Я вдохнула пар. Потрясающее ощущение.

— Что-то ты на Весы не похожа. Мне казалось, Весы терпеливее.

— Да ну это все, Робин…

— Нет, серьезно, дай мне составить твой гороскоп. У тебя там наверняка много воздуха, а восход, видимо, в Близнецах.

— Меня это мало волнует…

— А вот Нэнси Рейган волнует!

Мы расхохотались. Робин промокнула лицо полотенцем и стянула свои (или чьи они там были) волосы в пучок.

— И еще я тебе скажу: я больше на эти вечеринки „Если вам за…" не ходок. На меня не рассчитывай. Такой облом! Скажешь — нет?

— Это Финикс, Саванна. Тут тебе не Бостон и не Нью-Йорк.

— А я и не говорю. Просто такое впечатление, что у этих ребят время остановилось или календаря нет.

— У тебя что, месячные скоро? Ворчишь с самого порога.

— Наступают.

— У меня, слава Богу, пришли.

— Ты что, не предохраняешься?

— Предохраняюсь, естественно.

— Так чего же дергалась?

— Потому что гарантии никогда нет. А у Лореты на вечере все равно здорово было.

— А мне осточертело наряжаться на праздник, и все впустую.
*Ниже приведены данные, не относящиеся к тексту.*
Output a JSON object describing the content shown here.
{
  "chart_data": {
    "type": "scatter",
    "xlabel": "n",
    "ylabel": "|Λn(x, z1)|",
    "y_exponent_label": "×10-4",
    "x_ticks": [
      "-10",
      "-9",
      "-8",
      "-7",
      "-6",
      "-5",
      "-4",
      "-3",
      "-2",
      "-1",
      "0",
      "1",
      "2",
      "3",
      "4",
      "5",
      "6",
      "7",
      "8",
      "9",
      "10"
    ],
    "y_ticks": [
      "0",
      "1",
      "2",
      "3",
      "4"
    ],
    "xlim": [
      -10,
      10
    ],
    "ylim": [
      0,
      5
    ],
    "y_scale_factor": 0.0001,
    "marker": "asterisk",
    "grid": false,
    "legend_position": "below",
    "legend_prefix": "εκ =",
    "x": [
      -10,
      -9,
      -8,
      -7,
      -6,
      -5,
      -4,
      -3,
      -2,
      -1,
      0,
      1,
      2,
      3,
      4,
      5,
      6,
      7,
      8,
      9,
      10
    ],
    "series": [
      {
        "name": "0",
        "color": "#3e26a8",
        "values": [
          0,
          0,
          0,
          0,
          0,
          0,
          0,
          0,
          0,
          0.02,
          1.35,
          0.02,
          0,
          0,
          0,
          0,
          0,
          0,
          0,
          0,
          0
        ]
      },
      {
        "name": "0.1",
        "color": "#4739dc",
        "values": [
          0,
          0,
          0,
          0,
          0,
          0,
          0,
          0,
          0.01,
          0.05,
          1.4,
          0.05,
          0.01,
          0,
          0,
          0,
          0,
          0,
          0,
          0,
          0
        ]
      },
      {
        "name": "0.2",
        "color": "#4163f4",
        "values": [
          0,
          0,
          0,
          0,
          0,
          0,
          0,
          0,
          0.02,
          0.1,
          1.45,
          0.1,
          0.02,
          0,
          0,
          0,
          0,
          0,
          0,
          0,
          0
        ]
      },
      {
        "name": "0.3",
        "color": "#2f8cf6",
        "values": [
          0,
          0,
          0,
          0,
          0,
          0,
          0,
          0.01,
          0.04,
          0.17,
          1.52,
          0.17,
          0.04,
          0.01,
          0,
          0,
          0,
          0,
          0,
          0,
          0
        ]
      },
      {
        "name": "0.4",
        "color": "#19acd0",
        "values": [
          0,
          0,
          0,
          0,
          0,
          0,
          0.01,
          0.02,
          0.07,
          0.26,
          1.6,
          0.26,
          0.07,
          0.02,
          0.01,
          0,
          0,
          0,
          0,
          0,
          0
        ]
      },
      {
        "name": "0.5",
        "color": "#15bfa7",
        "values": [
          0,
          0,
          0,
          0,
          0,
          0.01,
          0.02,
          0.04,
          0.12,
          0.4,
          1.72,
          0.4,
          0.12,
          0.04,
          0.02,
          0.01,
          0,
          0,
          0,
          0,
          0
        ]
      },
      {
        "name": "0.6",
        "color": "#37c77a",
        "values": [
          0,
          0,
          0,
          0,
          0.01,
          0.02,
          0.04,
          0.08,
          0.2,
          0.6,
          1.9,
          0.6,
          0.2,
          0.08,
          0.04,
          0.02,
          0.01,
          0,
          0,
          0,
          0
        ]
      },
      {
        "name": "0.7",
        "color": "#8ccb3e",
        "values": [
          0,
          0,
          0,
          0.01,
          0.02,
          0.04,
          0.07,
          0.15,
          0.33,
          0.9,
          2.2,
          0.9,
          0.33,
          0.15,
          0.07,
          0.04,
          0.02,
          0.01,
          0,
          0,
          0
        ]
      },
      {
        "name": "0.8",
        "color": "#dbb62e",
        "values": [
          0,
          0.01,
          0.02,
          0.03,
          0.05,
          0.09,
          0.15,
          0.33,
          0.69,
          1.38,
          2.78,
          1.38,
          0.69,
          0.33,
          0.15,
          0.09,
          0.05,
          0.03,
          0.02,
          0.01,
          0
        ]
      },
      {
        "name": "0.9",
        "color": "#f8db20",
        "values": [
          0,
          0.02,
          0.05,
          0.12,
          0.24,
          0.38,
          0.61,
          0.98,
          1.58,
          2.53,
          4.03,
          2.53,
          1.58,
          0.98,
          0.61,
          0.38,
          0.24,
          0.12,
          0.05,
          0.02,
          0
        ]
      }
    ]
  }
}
Я проделывала это в Денвере. Здесь больше не хочу.

— По-моему, куда ни глянь, везде трудно. Возьми женские журналы: в какой ни заглянешь, только и речи о том, как все плохо. Даже для белых женщин. Только названия статей разные, а суть одна. Я все эти заголовки уже наизусть знаю: „Как назначать свидания. Новые правила", „Встречу ли когда-нибудь приличного парня?", „Идеальный мужчина. Где он?", „Как влюбиться по-настоящему", „Как найти настоящего мужчину", „Как распознать притворщика", „Берегись сладких ловушек", „Сто неожиданных советов, где искать мужчину". И так далее без конца.